School districts respond to new guidelines, many ready to ditch masks and mandates
By Peter D’Auria/VTDigger and Polly Mikula
When Vermont Governor Phil Scott announced that the state would no longer recommend that students wear masks in schools after March 14, various responses poured in from school districts and communities.
Among about 50 superintendents, more than a dozen said their supervisory districts and unions had already made masking optional, or had already planned to do so.
“I feel good about (March) 14,” said David Young, superintendent of the South Burlington School District, who plans to lift his term by then. “I think the big thing here is that it’s mask optional, right? We’re not telling people they can’t wear a mask.
The school in Barre and St. Johnsbury districts had already announced plans to make masks optional on March 7.
School districts that were more suspicious of the governor’s advice took longer to decide whether to follow the recommendations immediately.
Brian Hill, acting superintendent of the Mill River Union School District, expressed some reservations about the new guidelines.
“We have to (take) steps to move from pandemic to endemic, and the numbers suggest the time for one of those steps is near – but it’s hard not to be conflicted about when. and whether it’s the right step when experts are in conflict,” Hill wrote in an email. “We try to take it all in stride and help all of our people feel valued, no matter which side of the masking debate they lean towards.”
Windsor Central Superintendent Sherry Sousa announced elementary schools in the district will transition to voluntary mask-wearing on Monday, April 4. Woodstock Middle and High School transitioned to volunteering on February 28 because they had reached the previous vaccination threshold of 80%.

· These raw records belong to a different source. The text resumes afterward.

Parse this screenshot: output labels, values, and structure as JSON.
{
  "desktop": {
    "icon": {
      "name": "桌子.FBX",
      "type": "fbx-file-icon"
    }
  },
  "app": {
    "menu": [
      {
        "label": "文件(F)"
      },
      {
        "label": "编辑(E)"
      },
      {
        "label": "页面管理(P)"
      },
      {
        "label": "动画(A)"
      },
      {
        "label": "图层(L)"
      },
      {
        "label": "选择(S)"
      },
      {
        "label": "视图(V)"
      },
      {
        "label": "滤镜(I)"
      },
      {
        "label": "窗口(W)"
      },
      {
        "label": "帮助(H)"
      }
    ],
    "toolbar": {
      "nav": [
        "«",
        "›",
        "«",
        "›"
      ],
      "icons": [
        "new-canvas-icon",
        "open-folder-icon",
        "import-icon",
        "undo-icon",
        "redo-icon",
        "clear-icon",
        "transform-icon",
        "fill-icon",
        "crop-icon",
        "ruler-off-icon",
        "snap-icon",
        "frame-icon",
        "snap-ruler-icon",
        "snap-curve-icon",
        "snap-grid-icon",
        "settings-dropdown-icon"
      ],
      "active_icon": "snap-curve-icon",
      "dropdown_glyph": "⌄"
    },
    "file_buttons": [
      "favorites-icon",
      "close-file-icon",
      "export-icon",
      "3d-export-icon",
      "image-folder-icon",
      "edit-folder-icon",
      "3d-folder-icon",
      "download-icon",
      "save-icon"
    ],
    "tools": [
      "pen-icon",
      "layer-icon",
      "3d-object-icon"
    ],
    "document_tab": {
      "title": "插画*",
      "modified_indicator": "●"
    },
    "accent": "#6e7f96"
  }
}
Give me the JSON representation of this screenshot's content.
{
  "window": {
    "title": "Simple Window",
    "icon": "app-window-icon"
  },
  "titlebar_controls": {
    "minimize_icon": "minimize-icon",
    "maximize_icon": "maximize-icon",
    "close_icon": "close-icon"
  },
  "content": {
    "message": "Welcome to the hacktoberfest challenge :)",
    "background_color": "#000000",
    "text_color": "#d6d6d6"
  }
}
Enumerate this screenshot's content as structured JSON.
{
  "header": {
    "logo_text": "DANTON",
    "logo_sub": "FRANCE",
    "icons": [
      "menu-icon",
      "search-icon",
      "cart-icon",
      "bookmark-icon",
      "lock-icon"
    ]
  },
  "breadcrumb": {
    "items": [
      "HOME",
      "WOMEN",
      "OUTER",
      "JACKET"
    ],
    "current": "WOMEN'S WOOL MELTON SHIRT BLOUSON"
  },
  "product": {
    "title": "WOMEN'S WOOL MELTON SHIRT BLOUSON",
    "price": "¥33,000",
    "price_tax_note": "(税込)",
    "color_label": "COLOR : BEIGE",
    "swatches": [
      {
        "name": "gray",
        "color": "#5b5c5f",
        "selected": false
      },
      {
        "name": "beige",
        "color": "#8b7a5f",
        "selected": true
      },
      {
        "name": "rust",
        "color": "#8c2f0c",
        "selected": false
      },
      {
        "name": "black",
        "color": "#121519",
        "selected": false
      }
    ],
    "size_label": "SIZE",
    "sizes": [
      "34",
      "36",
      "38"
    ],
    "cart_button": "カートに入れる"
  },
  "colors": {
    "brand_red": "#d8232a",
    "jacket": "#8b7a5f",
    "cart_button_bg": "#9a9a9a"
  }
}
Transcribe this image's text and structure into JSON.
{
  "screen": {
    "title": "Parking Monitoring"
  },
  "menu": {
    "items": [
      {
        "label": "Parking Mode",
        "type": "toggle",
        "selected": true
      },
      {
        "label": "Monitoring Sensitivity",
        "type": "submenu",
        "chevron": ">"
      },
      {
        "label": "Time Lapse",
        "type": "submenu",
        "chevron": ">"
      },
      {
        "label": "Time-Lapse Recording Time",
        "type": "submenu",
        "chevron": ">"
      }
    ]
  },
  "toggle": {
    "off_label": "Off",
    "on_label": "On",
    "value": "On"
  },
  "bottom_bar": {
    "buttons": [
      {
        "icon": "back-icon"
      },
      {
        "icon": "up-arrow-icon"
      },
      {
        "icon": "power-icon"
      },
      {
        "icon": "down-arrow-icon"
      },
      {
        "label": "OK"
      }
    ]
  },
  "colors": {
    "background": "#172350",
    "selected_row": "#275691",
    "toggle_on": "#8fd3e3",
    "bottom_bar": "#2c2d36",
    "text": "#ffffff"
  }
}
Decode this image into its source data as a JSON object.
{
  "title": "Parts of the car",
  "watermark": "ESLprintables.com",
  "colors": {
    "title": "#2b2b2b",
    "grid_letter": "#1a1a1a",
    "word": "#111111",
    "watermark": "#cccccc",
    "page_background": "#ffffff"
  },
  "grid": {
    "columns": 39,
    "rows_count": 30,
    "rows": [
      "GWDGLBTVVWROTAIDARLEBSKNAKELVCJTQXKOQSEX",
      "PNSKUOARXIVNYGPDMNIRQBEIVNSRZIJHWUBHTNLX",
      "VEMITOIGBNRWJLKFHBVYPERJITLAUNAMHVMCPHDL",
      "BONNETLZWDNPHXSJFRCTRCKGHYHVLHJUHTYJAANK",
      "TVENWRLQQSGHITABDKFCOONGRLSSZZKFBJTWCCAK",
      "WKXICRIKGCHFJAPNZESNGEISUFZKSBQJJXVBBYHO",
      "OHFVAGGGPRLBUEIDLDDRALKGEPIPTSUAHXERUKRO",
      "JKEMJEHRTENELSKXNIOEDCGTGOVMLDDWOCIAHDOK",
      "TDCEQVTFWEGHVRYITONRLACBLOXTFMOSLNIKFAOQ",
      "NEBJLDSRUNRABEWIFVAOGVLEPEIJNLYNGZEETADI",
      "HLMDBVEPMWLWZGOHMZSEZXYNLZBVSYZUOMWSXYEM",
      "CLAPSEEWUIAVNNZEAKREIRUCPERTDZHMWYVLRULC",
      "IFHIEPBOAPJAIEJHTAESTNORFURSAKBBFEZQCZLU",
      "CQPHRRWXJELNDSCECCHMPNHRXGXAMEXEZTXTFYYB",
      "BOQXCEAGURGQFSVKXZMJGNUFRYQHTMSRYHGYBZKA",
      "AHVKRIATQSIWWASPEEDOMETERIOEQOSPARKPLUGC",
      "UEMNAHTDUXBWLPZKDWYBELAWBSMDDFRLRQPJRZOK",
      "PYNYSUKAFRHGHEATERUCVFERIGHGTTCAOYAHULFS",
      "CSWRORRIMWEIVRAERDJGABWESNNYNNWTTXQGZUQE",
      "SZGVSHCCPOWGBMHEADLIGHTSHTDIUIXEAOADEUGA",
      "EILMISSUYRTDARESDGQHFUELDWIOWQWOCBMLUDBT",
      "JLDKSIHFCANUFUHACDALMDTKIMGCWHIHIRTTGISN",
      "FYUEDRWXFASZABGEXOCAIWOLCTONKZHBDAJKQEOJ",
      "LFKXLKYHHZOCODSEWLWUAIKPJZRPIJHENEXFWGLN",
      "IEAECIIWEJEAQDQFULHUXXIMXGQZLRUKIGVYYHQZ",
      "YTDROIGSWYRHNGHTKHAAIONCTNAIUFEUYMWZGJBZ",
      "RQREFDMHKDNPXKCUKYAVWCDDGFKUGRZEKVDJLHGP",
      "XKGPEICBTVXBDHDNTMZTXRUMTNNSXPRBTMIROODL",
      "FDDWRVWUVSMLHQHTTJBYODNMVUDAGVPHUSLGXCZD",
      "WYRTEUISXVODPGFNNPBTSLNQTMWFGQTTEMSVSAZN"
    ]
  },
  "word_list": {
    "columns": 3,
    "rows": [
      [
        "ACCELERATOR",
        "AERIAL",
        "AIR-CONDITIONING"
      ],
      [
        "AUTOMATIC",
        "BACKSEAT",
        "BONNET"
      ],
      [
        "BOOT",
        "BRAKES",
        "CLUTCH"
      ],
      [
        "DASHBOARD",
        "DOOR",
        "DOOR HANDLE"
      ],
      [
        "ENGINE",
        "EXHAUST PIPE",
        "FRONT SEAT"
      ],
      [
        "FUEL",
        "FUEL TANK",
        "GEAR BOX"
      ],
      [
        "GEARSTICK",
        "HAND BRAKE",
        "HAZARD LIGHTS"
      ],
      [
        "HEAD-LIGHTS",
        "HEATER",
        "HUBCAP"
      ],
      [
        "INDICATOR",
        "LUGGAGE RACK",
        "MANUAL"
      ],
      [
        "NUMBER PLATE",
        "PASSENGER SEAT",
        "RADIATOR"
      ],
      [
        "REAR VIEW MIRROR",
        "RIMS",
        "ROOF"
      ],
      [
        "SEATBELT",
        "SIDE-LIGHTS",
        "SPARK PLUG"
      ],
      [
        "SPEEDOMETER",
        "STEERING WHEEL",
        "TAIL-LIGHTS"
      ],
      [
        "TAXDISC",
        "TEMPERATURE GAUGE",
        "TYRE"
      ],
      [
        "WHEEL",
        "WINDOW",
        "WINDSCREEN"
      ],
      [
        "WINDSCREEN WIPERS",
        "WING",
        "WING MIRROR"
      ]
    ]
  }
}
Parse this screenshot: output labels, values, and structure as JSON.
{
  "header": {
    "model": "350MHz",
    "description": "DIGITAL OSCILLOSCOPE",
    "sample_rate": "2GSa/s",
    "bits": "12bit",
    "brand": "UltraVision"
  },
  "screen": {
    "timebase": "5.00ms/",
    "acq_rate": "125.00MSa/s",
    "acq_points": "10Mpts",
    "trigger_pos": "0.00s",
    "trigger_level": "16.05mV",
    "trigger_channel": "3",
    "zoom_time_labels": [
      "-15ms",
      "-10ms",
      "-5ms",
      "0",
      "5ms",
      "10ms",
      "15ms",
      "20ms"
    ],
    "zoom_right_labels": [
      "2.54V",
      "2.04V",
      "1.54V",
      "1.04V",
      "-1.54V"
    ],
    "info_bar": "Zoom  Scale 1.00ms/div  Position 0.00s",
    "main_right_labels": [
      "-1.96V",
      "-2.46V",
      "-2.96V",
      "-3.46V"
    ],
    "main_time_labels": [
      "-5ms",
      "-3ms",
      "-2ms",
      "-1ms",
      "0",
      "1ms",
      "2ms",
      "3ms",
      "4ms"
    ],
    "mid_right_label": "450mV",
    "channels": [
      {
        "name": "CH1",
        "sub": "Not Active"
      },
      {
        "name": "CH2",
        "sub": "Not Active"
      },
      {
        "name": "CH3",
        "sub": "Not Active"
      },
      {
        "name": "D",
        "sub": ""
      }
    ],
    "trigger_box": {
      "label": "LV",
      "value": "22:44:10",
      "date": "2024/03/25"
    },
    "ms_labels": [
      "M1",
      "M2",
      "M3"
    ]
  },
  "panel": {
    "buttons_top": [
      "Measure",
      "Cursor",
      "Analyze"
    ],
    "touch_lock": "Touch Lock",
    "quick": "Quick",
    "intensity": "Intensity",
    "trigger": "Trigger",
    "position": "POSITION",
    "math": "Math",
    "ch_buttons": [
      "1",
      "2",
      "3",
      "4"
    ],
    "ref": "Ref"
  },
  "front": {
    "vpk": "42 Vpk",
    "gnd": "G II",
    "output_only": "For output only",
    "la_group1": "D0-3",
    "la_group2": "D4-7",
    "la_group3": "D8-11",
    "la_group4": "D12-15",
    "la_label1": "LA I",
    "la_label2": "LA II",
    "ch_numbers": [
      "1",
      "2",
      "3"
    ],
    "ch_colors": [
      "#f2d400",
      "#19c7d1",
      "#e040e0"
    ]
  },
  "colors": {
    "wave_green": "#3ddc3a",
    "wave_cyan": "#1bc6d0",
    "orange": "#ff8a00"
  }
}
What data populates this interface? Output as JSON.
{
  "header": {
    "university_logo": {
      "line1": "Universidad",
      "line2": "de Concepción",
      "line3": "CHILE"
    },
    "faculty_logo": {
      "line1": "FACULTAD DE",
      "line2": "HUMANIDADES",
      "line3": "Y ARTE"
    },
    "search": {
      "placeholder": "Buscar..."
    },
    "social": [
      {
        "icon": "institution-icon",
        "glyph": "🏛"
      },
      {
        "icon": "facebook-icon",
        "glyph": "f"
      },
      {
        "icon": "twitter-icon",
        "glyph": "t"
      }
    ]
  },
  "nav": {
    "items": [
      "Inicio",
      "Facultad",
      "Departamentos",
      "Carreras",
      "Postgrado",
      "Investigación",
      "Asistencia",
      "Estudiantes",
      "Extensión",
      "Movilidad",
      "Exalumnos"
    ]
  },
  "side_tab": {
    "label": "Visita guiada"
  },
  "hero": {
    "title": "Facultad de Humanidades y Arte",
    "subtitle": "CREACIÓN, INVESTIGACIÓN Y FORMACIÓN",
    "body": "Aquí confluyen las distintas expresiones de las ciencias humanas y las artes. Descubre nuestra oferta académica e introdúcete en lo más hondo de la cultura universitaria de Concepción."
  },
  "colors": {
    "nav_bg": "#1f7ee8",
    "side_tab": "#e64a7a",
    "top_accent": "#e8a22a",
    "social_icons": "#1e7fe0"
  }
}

“I feel like I also need to hear from my families who fear the loss of this Covid response strategy. Whether they have young children at home or vulnerable family members, there is a lot of anxiety around this decision, “she wrote in a letter to families in the district. “Mask wearing in all WCSU schools will be voluntary on April 4. We will then trade one strategy for another – wearing the mask for fresh air. Early April we can open our windows and be outside more. Waiting until then also gives families the time they need to make the change if they wish, prepare their child(ren) to voluntarily wear a mask and allow a week before the holidays for this new reality,” Sousa wrote WCSD April Break is April 11-15.
“If at any time our district is experiencing a high number of cases and the Department of Health recommends a return to mask wearing, then I will put the mask mandate back in place,” Sousa added. “We will continue to foster an inclusive environment for all students and staff so that regardless of the decision to wear a face mask or not, all feel accepted,” she assured parents.
The new state guidelines come two weeks after the federal Centers for Disease Control and Prevention relaxed their recommendations for indoor masking. The federal agency recommends that masks be worn indoors (including in schools) only in counties rated as “high” risk based on hospital numbers, capacity and cases.
Vermont, however, recommends that masks be made optional statewide — including all counties, regardless of CDC and school assessment. As of March 10, the CDC had rated only Rutland County (out of a total of 14 Vermont counties) as “high” risk.
The state is following a nationwide trend to lift mask mandates in schools — a process that has drawn criticism from some public health experts, who view the trend as politically motivated and unscientific.
“Data, not dates or politics, should guide Vermont school’s Covid-19 policy choices,” Anne Sosin, health equity research fellow at Dartmouth College, wrote on Twitter afterward. the announcement.
Education Agency spokesman Ted Fisher replied: “Conditions have reached a point where special protections in schools are no longer needed, and there is a lot of interest in ending the mandates on things like masking, which have posed challenges for some students during the pandemic,” he said.